The mural is a buon fresco or true fresco, brushstrokes of hand ground metal oxide pigments in water applied to wet plaster in increments known as giornata. Each giornata defines the area to be painted in one day. Generally, Rivera painted for long periods, commonly twenty hours.
Architect Timothy Pflueger, who worked with Rivera on all three of his large San Francisco projects, brought Rivera to the Bay Area in 1930. (The other two Rivera projects in San Francisco are The Marriage of the Artistic Expression of the North and of the South on This Continent at City College of San Francisco and Allegory of California at the City Club of San Francisco.

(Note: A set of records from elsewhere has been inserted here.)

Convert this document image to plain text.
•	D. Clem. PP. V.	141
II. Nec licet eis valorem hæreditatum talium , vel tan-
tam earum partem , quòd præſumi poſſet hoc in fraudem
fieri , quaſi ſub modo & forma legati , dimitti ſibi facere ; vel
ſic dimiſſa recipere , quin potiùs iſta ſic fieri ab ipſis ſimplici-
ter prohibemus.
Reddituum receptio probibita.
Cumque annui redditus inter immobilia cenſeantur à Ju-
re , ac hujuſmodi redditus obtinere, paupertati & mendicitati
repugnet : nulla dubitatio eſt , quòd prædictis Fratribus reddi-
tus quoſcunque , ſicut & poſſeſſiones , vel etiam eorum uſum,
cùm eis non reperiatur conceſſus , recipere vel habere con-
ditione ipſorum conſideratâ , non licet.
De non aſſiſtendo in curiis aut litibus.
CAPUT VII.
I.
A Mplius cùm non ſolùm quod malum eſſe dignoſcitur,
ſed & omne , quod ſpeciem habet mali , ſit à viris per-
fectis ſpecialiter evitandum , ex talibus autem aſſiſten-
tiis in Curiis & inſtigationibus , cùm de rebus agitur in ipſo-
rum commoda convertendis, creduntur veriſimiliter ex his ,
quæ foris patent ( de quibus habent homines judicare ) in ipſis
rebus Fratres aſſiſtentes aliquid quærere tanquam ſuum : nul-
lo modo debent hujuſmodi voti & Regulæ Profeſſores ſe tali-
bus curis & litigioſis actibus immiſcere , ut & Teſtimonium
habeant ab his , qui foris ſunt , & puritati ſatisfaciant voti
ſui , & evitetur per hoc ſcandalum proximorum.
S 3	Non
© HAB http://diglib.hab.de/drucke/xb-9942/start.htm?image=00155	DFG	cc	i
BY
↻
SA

The City College mural is displayed at SFMOMA from June 2021 unit March 2024.)
Source: Adapted from San Francisco Landmark Designation Application approved by the San Francisco Board of Supervisors on October 5, 2021.
The San Francisco Art Institute filed for Chapter 7 bankruptcy on April 19, 2023. The bankruptcy declaration valued the mural at $50 million according to the San Francisco Chronicle (April 25, 2023).